Nello specifico l’indagine sul mandamento di Camporeale, a quanto è dato sapere, non presenta particolari elementi per cui vi sarebbero stati contatti tra il “saggio” Sciortino e il superlatitante trapanese Matteo Messina Denaro. Tuttavia appare improbabile che il boss di Castelvetrano fosse all’oscuro di questa operazione di riorganizzazione. Le operazioni degli ultimi anni, “Perseo” nel 2008 ed “Araba Fenice” del 2011 (quella del summit mafioso a Villa Pensabene nel mandamento di San Lorenzo-Tommaso Natale), hanno dimostrato come siano le stesse famiglie palermitane a ricercare il parere della Provincie, in particolare proprio quella trapanese. Messina Denaro non rappresenta solo “l’ultimo padrino” in libertà.

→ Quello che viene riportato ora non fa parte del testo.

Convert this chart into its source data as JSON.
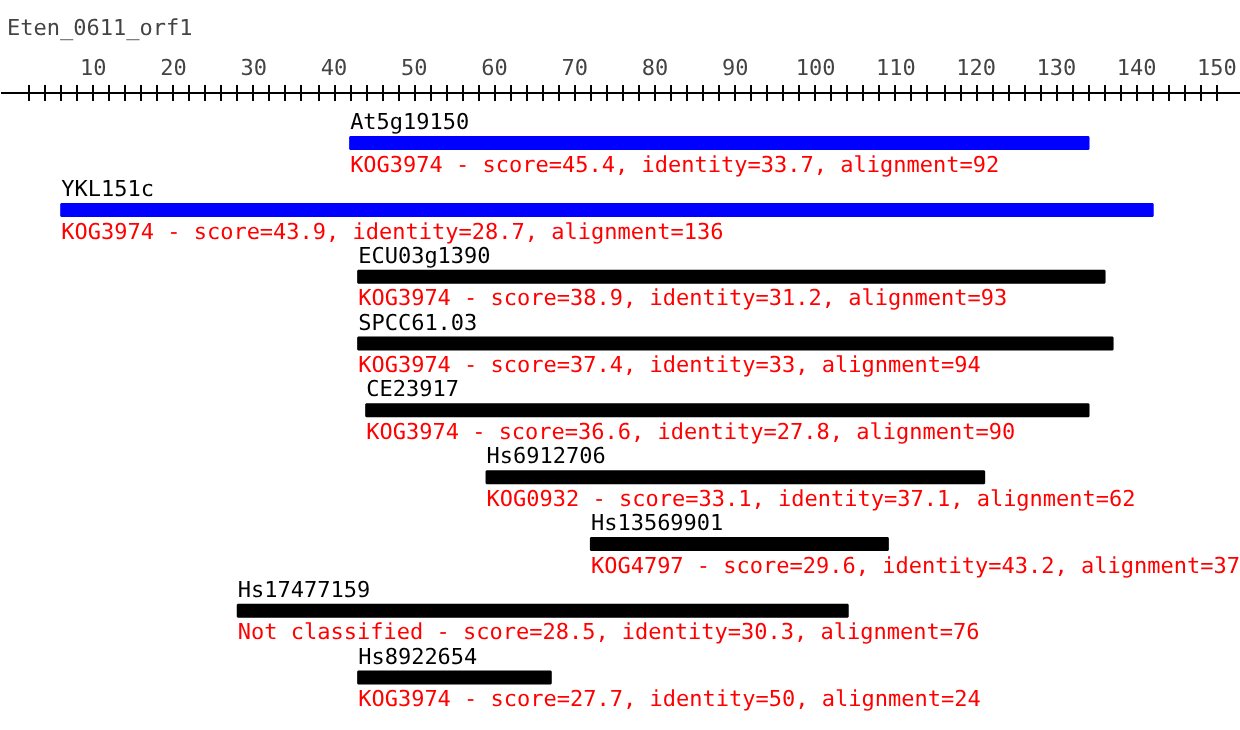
{
  "chart_data": {
    "type": "bar",
    "orientation": "horizontal",
    "title": "Eten_0611_orf1",
    "categories": [
      "At5g19150",
      "YKL151c",
      "ECU03g1390",
      "SPCC61.03",
      "CE23917",
      "Hs6912706",
      "Hs13569901",
      "Hs17477159",
      "Hs8922654"
    ],
    "base": [
      42,
      6,
      43,
      43,
      44,
      59,
      72,
      28,
      43
    ],
    "values": [
      92,
      136,
      93,
      94,
      90,
      62,
      37,
      76,
      24
    ],
    "colors": [
      "#0000ff",
      "#0000ff",
      "#000000",
      "#000000",
      "#000000",
      "#000000",
      "#000000",
      "#000000",
      "#000000"
    ],
    "xlim": [
      -1.5,
      153
    ],
    "xticks": [
      {
        "value": 2,
        "label": null
      },
      {
        "value": 4,
        "label": null
      },
      {
        "value": 6,
        "label": null
      },
      {
        "value": 8,
        "label": null
      },
      10,
      {
        "value": 12,
        "label": null
      },
      {
        "value": 14,
        "label": null
      },
      {
        "value": 16,
        "label": null
      },
      {
        "value": 18,
        "label": null
      },
      20,
      {
        "value": 22,
        "label": null
      },
      {
        "value": 24,
        "label": null
      },
      {
        "value": 26,
        "label": null
      },
      {
        "value": 28,
        "label": null
      },
      30,
      {
        "value": 32,
        "label": null
      },
      {
        "value": 34,
        "label": null
      },
      {
        "value": 36,
        "label": null
      },
      {
        "value": 38,
        "label": null
      },
      40,
      {
        "value": 42,
        "label": null
      },
      {
        "value": 44,
        "label": null
      },
      {
        "value": 46,
        "label": null
      },
      {
        "value": 48,
        "label": null
      },
      50,
      {
        "value": 52,
        "label": null
      },
      {
        "value": 54,
        "label": null
      },
      {
        "value": 56,
        "label": null
      },
      {
        "value": 58,
        "label": null
      },
      60,
      {
        "value": 62,
        "label": null
      },
      {
        "value": 64,
        "label": null
      },
      {
        "value": 66,
        "label": null
      },
      {
        "value": 68,
        "label": null
      },
      70,
      {
        "value": 72,
        "label": null
      },
      {
        "value": 74,
        "label": null
      },
      {
        "value": 76,
        "label": null
      },
      {
        "value": 78,
        "label": null
      },
      80,
      {
        "value": 82,
        "label": null
      },
      {
        "value": 84,
        "label": null
      },
      {
        "value": 86,
        "label": null
      },
      {
        "value": 88,
        "label": null
      },
      90,
      {
        "value": 92,
        "label": null
      },
      {
        "value": 94,
        "label": null
      },
      {
        "value": 96,
        "label": null
      },
      {
        "value": 98,
        "label": null
      },
      100,
      {
        "value": 102,
        "label": null
      },
      {
        "value": 104,
        "label": null
      },
      {
        "value": 106,
        "label": null
      },
      {
        "value": 108,
        "label": null
      },
      110,
      {
        "value": 112,
        "label": null
      },
      {
        "value": 114,
        "label": null
      },
      {
        "value": 116,
        "label": null
      },
      {
        "value": 118,
        "label": null
      },
      120,
      {
        "value": 122,
        "label": null
      },
      {
        "value": 124,
        "label": null
      },
      {
        "value": 126,
        "label": null
      },
      {
        "value": 128,
        "label": null
      },
      130,
      {
        "value": 132,
        "label": null
      },
      {
        "value": 134,
        "label": null
      },
      {
        "value": 136,
        "label": null
      },
      {
        "value": 138,
        "label": null
      },
      140,
      {
        "value": 142,
        "label": null
      },
      {
        "value": 144,
        "label": null
      },
      {
        "value": 146,
        "label": null
      },
      {
        "value": 148,
        "label": null
      },
      150
    ],
    "grid": false,
    "annotations": [
      {
        "text": "KOG3974 - score=45.4, identity=33.7, alignment=92",
        "x": 42,
        "y": "At5g19150"
      },
      {
        "text": "KOG3974 - score=43.9, identity=28.7, alignment=136",
        "x": 6,
        "y": "YKL151c"
      },
      {
        "text": "KOG3974 - score=38.9, identity=31.2, alignment=93",
        "x": 43,
        "y": "ECU03g1390"
      },
      {
        "text": "KOG3974 - score=37.4, identity=33, alignment=94",
        "x": 43,
        "y": "SPCC61.03"
      },
      {
        "text": "KOG3974 - score=36.6, identity=27.8, alignment=90",
        "x": 44,
        "y": "CE23917"
      },
      {
        "text": "KOG0932 - score=33.1, identity=37.1, alignment=62",
        "x": 59,
        "y": "Hs6912706"
      },
      {
        "text": "KOG4797 - score=29.6, identity=43.2, alignment=37",
        "x": 72,
        "y": "Hs13569901"
      },
      {
        "text": "Not classified - score=28.5, identity=30.3, alignment=76",
        "x": 28,
        "y": "Hs17477159"
      },
      {
        "text": "KOG3974 - score=27.7, identity=50, alignment=24",
        "x": 43,
        "y": "Hs8922654"
      }
    ]
  }
}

E’ dei giorni scorsi la denuncia rivelazione dell’attuale caposcorta di Di Matteo, il maresciallo Masi, che ha parlato di indagini bloccate o intralciate tra il 2001 e il 2007 nel tentativo di catturare prima Bernardo Provenzano (arrestato nel 2006) e poi lo stesso boss di Castelvetrano.

E’ lui l’uomo di garanzia, capace di unire davvero le famiglie siciliane, a cui ci si affida per un parere ma anche per avere la “benedizione” sull’operato. Arrestati uno dopo l’altro Riina, Bagarella, Provenzano ed i Lo Piccolo, è sul boss trapanese che gravita la “guida” di Cosa nostra. Matteo Messina Denaro, custode di segreti inimmaginabili, è pronto a far suonare nuovamente il suono delle bombe nche ad uccidere i magistrati. L’avvertimento ricevuto da un “anonimo” da parte del pm della trattativa Nino Di Matteo, non lascia dubbi: “Amici romani di Matteo (Messina Denaro, ndr) hanno deciso di eliminare il pm Nino Di Matteo in questo momento di confusione istituzionale, per fermare questa deriva di ingovernabilità. Cosa Nostra ha dato il suo assenso, ma io non sono d’accordo”.